К тому времени я уже чувствовал, что сам я талантливее его. С каких пор почувствовал, точно не скажу; года два… Нет, три. Мне шестнадцать было, когда он молодого Ахилла в «Ифигении» играл; но уже и тогда я это знал. Двигался он всегда хорошо, и руки его могли выразить что угодно. И более чарующего голоса я никогда у него не слышал… Он сделал Ахилла восхитительным юношей, одухотворенным и искренним; а заносчивость его настолько мальчишеской, что на нее и обижаться невозможно было. Публика была в восторге; его Агамемнона никто и не заметил, так всем не терпелось снова увидеть Ахилла, при следующем выходе. Всё это так. Но тень того мрака, той черной тоски на берегу, и ужасающего боевого клича, полного ярости и боли, который всех лошадей перепугает, — это всё уже вот-вот, на подходе, и его мать-богиня всё уж знает… И нужно, чтобы это чувствовалось.
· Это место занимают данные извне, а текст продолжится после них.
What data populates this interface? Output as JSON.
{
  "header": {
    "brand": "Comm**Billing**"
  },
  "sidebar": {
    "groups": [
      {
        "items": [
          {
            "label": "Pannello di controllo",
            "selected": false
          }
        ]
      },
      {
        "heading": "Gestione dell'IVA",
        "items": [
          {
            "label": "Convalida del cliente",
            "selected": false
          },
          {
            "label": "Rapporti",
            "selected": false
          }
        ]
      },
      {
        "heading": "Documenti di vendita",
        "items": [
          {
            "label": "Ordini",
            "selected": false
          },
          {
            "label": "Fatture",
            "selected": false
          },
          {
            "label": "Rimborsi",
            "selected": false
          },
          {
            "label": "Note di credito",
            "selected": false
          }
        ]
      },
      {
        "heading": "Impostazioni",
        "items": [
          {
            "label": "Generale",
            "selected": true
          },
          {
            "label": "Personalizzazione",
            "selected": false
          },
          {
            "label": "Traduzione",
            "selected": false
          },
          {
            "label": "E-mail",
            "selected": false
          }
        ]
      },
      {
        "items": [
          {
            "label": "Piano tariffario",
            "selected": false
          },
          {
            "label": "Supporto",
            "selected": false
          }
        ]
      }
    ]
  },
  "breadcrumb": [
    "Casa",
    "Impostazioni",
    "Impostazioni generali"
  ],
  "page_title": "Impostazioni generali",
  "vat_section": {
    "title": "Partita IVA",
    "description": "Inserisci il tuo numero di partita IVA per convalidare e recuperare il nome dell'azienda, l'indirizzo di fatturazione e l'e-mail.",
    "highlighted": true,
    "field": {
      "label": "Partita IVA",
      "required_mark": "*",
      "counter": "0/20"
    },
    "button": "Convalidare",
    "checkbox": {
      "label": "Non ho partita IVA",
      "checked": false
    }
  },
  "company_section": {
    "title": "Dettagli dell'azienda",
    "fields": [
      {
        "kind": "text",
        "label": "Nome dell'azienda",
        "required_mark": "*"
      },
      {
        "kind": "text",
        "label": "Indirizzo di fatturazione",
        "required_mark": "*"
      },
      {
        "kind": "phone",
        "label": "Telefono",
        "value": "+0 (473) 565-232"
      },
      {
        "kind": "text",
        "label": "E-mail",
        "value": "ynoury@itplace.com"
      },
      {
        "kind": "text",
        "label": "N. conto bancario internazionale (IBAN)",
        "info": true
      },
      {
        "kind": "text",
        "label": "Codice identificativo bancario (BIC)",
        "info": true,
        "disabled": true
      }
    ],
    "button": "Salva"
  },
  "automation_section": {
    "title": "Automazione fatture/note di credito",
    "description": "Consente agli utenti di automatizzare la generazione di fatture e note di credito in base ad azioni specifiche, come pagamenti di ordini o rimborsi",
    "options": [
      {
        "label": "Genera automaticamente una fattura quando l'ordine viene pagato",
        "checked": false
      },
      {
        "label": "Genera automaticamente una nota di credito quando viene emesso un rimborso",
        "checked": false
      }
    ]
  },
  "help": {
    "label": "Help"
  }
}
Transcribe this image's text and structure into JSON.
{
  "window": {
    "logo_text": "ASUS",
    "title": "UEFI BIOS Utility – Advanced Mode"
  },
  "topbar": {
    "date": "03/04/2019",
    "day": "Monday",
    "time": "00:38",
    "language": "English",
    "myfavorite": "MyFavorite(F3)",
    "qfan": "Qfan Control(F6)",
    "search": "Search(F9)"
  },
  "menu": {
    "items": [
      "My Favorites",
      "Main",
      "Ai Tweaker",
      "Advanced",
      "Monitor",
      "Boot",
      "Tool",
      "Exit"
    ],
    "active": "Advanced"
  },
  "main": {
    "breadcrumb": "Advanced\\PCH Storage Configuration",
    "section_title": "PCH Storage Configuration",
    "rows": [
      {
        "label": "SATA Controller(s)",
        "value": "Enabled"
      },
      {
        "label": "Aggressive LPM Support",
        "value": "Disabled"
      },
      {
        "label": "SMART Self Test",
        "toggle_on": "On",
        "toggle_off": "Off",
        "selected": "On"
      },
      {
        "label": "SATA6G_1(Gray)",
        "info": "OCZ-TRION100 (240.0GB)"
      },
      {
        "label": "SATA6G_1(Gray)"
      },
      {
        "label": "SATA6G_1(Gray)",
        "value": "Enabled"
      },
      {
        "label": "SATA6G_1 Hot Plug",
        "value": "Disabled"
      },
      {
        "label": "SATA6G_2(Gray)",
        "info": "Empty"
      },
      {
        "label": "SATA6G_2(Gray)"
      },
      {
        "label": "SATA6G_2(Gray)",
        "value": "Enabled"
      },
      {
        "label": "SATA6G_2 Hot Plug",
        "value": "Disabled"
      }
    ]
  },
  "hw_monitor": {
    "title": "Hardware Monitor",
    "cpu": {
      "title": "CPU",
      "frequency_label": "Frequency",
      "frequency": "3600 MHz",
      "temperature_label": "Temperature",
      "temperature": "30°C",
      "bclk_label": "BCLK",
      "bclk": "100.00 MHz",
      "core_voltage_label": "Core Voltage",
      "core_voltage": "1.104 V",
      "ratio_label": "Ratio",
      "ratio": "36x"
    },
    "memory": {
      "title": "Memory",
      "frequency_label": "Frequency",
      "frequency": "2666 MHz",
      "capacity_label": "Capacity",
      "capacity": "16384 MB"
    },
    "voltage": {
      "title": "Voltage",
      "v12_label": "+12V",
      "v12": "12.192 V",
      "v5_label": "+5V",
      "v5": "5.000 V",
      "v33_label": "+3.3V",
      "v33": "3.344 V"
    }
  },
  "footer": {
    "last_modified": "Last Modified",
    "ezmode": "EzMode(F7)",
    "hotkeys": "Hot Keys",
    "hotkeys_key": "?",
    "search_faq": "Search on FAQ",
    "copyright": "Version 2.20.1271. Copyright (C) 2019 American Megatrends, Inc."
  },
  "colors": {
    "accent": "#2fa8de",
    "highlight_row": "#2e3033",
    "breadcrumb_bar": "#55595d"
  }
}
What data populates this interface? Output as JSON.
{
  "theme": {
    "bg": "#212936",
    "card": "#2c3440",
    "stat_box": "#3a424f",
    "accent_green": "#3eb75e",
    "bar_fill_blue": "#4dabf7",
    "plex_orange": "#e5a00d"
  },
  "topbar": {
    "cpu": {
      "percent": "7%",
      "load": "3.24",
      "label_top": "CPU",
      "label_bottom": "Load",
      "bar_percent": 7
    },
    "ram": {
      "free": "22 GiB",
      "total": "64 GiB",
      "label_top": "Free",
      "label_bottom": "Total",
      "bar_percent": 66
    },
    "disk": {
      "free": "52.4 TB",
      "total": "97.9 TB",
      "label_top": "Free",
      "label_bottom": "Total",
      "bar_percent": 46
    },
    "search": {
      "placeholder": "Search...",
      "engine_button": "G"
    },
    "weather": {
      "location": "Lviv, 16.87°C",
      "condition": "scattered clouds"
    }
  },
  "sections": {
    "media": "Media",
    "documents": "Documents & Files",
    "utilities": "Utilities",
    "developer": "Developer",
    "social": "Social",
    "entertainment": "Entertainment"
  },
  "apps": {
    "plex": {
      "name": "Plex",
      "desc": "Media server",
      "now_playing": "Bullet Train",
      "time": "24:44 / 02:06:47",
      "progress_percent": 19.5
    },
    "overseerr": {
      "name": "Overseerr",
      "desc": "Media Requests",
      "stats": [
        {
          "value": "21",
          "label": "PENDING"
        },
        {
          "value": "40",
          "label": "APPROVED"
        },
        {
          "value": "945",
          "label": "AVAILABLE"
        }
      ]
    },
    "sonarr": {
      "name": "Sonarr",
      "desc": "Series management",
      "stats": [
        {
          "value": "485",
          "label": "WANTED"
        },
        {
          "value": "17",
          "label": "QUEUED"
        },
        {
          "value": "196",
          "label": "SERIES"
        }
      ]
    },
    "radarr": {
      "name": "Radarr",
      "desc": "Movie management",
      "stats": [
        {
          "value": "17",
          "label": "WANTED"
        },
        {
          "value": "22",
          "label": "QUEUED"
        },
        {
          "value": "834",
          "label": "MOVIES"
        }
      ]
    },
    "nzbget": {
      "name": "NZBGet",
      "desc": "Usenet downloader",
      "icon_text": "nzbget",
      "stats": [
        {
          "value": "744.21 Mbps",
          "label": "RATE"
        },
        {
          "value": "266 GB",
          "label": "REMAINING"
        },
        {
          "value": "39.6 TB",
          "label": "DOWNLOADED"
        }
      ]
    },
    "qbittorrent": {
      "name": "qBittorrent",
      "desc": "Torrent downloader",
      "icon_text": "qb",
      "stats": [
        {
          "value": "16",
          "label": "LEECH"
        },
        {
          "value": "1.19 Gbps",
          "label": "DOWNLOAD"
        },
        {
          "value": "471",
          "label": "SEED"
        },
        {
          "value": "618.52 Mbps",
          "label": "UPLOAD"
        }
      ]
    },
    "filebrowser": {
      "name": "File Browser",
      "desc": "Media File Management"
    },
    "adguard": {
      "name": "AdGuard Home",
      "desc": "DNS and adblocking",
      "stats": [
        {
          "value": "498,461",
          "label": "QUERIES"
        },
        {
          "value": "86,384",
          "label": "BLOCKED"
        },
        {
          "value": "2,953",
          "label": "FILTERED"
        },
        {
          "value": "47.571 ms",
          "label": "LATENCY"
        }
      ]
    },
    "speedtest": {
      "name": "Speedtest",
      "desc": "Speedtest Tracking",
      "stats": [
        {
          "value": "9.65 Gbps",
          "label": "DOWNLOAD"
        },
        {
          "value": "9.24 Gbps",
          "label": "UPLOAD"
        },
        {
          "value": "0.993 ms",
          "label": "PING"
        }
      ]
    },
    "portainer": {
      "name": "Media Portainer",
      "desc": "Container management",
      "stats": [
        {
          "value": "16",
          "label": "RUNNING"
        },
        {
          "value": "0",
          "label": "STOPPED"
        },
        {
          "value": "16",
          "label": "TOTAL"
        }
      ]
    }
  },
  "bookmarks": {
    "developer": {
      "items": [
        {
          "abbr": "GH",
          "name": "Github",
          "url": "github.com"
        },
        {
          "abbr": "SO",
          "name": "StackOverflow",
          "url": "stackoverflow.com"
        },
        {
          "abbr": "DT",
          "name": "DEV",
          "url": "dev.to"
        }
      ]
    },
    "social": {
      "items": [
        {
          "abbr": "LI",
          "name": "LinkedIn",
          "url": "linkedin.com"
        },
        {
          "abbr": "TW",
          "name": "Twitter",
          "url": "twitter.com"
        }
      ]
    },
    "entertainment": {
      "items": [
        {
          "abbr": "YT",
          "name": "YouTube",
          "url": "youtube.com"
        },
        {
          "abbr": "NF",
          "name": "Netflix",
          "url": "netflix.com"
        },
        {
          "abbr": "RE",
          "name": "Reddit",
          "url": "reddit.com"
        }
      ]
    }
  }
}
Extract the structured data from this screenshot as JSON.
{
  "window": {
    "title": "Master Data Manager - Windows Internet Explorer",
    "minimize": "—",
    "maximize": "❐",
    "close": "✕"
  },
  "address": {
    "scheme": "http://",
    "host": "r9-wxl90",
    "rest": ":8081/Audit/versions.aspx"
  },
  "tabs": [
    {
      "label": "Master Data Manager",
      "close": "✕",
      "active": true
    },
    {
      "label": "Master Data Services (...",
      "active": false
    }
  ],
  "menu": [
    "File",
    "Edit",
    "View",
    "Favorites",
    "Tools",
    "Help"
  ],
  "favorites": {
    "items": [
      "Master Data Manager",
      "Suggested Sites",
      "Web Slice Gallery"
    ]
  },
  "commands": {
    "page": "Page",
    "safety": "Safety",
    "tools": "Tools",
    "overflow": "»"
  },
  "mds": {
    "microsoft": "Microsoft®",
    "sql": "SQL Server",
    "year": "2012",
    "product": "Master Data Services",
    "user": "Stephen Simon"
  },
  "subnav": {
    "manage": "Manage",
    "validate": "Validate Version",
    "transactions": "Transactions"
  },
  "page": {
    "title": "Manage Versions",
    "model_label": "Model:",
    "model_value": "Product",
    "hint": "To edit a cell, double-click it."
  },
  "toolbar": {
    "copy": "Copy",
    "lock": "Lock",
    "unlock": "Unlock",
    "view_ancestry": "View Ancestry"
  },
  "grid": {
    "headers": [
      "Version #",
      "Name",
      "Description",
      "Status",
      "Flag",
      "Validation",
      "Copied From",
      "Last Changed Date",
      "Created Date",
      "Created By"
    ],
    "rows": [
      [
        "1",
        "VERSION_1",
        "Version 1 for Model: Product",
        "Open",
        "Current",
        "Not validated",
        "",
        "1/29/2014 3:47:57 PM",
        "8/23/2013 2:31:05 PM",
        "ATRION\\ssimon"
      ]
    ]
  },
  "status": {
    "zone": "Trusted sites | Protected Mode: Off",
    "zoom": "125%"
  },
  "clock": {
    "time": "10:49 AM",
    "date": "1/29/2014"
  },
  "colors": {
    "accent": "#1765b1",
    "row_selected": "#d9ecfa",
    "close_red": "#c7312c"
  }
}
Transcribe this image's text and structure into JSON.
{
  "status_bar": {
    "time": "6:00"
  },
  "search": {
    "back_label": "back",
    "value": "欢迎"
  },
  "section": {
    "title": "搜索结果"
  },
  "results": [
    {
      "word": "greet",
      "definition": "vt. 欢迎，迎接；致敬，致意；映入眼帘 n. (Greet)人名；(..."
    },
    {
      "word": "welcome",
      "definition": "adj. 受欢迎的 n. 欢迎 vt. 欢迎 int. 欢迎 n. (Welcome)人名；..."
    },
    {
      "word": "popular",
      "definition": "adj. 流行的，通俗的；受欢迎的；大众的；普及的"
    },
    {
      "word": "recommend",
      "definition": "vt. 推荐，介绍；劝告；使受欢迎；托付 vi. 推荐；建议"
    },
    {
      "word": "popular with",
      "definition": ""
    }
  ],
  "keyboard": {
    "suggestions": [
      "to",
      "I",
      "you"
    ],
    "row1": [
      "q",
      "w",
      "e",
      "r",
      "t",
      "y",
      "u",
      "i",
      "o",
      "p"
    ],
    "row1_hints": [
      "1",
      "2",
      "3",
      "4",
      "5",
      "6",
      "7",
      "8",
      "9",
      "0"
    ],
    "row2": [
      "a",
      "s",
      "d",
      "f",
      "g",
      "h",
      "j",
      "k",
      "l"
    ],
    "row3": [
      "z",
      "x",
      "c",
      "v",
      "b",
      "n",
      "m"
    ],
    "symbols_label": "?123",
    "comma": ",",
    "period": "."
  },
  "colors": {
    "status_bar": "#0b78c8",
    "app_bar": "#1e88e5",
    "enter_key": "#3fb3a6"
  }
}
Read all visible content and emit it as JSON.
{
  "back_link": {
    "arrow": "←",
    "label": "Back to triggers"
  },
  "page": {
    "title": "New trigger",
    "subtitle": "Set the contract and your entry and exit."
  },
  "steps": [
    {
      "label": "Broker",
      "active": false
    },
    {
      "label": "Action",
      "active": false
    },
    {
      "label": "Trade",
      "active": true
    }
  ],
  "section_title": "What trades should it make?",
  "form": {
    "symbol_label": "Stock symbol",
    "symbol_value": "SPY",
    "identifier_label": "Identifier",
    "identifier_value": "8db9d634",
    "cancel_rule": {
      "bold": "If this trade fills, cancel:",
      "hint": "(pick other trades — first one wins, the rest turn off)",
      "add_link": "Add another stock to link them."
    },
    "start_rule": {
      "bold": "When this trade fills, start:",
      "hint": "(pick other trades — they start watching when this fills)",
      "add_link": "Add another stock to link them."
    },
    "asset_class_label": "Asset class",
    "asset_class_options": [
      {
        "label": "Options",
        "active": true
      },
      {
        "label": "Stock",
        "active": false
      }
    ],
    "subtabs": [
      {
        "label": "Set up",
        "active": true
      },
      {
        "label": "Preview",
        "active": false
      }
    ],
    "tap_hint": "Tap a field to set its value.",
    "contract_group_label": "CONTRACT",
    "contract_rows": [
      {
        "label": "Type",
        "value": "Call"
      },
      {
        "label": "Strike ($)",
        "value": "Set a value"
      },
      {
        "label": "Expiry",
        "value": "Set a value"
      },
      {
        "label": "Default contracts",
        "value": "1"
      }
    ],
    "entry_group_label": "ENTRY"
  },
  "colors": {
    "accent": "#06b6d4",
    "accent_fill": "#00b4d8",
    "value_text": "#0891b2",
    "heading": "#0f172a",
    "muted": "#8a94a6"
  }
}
Когда Ахилл говорил о своей поруганной чести, у меня волосы шевелились и мурашки бежали по спине, — но в то же время я слышал и другого актера, который подаст это по-другому, хотя вряд ли знал тогда, кто это будет.
Если бы он был тщеславен или завистлив, если бы с ним трудно было работать, мне наверно пришлось бы как-то утверждаться, что ли? Но в нем было всё что нужно артисту, кроме искры божьей. Никто лучше меня не знал, каков он за кулисами… Ведь я был с ним на сцене почти с тех пор, как ходить научился.
В три года я был младшим сыном Медеи, хотя сам этого не помню; вряд ли соображал тогда, что я на сцене. Отец говорил мне после, что он заранее принес домой маску Медеи, на случай если она меня напугает; но я сразу засунул пальцы ей в рот. Актерских детей трудно заставить серьезно относиться к маскам, даже самым страшным: слишком рано они их видят, и слишком близко. Мать моя любила рассказывать, как меня — двухнедельного — спрятала от сквозняка в старой Горгоне. Потом подошла — а я змей сосу!